Padang Pariaman, Sumatera Barat – Dunia pendidikan di Kabupaten Padang Pariaman kembali diwarnai isu miring. Kali ini, dugaan praktik pungutan liar (pungli) bermodus sumbangan mencuat di SD Negeri 08 VII Koto Sungai Sariak. Seorang guru berinisial Putri Yulia Mandasari, S.Pd, yang merupakan wali kelas VI-2, diduga melakukan pungutan kepada para orang tua murid dengan menggunakan kop surat resmi Pemerintah Kabupaten Padang Pariaman.

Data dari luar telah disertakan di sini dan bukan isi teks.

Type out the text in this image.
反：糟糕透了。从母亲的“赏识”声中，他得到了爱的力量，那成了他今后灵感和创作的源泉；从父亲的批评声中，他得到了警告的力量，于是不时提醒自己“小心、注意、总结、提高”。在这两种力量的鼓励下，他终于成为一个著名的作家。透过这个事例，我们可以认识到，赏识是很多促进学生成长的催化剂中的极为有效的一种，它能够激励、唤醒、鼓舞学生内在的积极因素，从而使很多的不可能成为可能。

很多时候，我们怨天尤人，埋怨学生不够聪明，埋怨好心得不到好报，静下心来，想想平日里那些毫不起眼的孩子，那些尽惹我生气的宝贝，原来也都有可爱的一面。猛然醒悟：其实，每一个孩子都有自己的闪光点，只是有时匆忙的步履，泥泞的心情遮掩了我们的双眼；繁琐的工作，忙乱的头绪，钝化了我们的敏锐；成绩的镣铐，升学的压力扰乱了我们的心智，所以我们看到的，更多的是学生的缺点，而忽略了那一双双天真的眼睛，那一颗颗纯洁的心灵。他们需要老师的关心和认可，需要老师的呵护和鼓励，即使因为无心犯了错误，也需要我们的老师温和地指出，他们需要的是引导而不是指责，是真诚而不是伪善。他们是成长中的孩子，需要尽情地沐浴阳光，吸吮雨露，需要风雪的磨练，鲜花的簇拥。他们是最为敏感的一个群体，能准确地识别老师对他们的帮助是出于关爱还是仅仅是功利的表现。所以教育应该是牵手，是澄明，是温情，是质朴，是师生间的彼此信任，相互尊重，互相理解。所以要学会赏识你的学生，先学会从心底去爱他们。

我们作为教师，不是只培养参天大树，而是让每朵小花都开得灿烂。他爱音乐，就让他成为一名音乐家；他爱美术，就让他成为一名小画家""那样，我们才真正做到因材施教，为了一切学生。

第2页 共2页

Dugaan pungli ini muncul setelah beredarnya surat yang menggunakan kop resmi pemerintah, ditujukan kepada wali murid, yang meminta sumbangan dalam bentuk kewajiban. Padahal menurut Permendikbud No. 75 Tahun 2016, sumbangan pendidikan harus bersifat sukarela dan tidak mengikat.
-
Putri Yulia Mandasari, S.Pd: Wali Kelas VI-2, diduga sebagai pelaku pungutan.
-
Wali murid: Pihak yang menjadi korban atas permintaan sumbangan wajib tersebut.
-
Dinas Pendidikan Padang Pariaman: Didesak untuk segera melakukan klarifikasi dan investigasi.
-
Pakar hukum dan tokoh masyarakat: Mengkritisi penggunaan simbol negara untuk kepentingan yang belum tentu sah secara hukum.
Belum ada waktu pasti kapan surat itu diedarkan, namun kasus ini mencuat ke publik dan ramai diperbincangkan dalam beberapa hari terakhir di lingkungan masyarakat VII Koto Sungai Sariak.
Peristiwa ini terjadi di SD Negeri 08 VII Koto Sungai Sariak, salah satu sekolah dasar di Kabupaten Padang Pariaman, Sumatera Barat.
Masalah utama terletak pada penggunaan kop surat resmi pemerintah dalam surat permintaan sumbangan. Hal ini menimbulkan kesan bahwa permintaan tersebut bersifat resmi dan wajib, bukan sukarela. Banyak orang tua murid merasa terbebani, terlebih bagi yang mengalami kesulitan ekonomi. Ada pula kekhawatiran bahwa anak mereka akan mendapat perlakuan berbeda jika tidak ikut menyumbang.
Hingga saat ini, pihak SD Negeri 08 VII Koto Sungai Sariak dan Dinas Pendidikan Kabupaten Padang Pariaman belum memberikan klarifikasi resmi. Tokoh masyarakat dan pakar hukum mendesak agar segera dilakukan penyelidikan menyeluruh. Seorang advokat menyatakan, “Jika benar pungutan dilakukan dengan memanfaatkan simbol pemerintah, maka ini bisa masuk kategori pelanggaran hukum dan patut ditindak.”
Media akan terus menelusuri perkembangan kasus ini dan berupaya menghubungi pihak-pihak terkait untuk memastikan kejelasan serta kebenaran dugaan pungli yang telah mencederai semangat pendidikan yang bebas dari tekanan dan paksaan.